Sunday, May 17, 2009

Hardened Tubes of Paint














A cursory look at the painting I'm working on will tell you that the piece is in danger of getting stripped from the frame and shoved into a bin. But I remind myself to be patient and if the work turns out “that” bad, then I should at least try to learn something from the debacle.

I've had this unfinished work for ages – maybe around half a decade. After painting in the washes as guide, I stopped to allow the paint to “dry” before proceding with the second layer. From that moment on, I began to harbor doubts if I had the ability to push through with the work. Before long, I was finding all the excuses in the world to stash the work and hide it from my sight. The consequence of all that self doubt is that I stopped painting altogether.
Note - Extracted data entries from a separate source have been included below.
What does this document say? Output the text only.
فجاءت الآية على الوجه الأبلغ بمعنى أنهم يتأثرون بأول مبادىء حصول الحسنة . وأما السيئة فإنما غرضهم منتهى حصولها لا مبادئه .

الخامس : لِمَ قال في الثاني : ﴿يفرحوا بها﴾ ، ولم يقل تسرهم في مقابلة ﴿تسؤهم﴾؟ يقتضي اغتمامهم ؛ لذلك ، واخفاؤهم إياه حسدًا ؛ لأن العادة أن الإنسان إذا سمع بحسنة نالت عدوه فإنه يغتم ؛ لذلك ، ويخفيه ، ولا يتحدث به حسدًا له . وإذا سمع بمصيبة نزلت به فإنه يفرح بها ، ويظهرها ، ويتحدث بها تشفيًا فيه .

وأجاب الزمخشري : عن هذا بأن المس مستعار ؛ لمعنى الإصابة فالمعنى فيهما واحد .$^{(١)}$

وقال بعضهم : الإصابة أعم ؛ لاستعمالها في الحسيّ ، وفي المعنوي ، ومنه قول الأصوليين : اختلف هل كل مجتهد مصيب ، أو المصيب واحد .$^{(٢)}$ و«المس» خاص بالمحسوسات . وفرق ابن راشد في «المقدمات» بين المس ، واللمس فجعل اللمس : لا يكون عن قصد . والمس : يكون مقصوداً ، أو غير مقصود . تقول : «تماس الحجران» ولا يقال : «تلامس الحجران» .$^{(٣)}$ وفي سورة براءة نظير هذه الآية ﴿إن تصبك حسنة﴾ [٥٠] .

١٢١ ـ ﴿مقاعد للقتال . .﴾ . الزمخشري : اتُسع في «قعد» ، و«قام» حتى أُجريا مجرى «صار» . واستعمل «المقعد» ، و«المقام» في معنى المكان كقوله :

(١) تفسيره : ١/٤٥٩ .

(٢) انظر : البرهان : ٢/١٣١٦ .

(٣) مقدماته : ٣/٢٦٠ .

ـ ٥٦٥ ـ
I've even blogged about this same frame almost four years ago: 

http://flickofdaswitch.blogspot.com/2005/10/unfinished-painting.html

Talk about harboring some intense self-doubt! That's one heavy emotional baggage being dragged there.

Though it's childish to blame inanimate objects for errors in your ways, I can't help but feel that this frame had acted as a barrier that prevented me from painting all these years. It's really been that long that I had to throw some paint tubes away as the paint had hardened inside their tubes! The ones I can use, I have to cut with a bit of white spirit first just so that I can load the brush with it.

As I restarted work on this frame, I found it annoying that the lessons I learned in using watercolor and oil pastels were intruding at the work at hand. I was reminding myself to be liberal about squeezing paint out of their tubes, and stop scraping the leftover film of paint on the palette.

I really should be painting right now than writing. Really. But I thought it would be good if I just stand back for a moment and try to internalize what I have learned last night. Holding that brush with a daub of paint at the end felt awkward. As I made my strokes, I was reliving the lessons I learnt in art class from Mr. Cummerford, more than a decade ago.

Ahh... during the final weeks of my senior year in high school, we were given access to the art rooms after school hours. Whenever Mr. Cummerford would leave the rooms all to ourselves, we would make our way up the roof and light up cigarettes and engage in some deep and thought provoking conversations about our artworks drying in the rooms below us. Though I've quit smoking and really hate the habit, I am thankful for such memorable and fun memories I have of other smoker-student-artists. We'd sit there admiring the yellowing sky as it filters through the leaves of gum trees above.

When Mr. Cummerford ushers us back into the rooms, he'd crinkle his nose and ask if we had been smoking. We'd simply say we were all up in the roof trying to find something that will inspire us. He'd nod and go about looking at our progress with our works. Try doing that in economics! Smoking within school premises can actually get you suspended.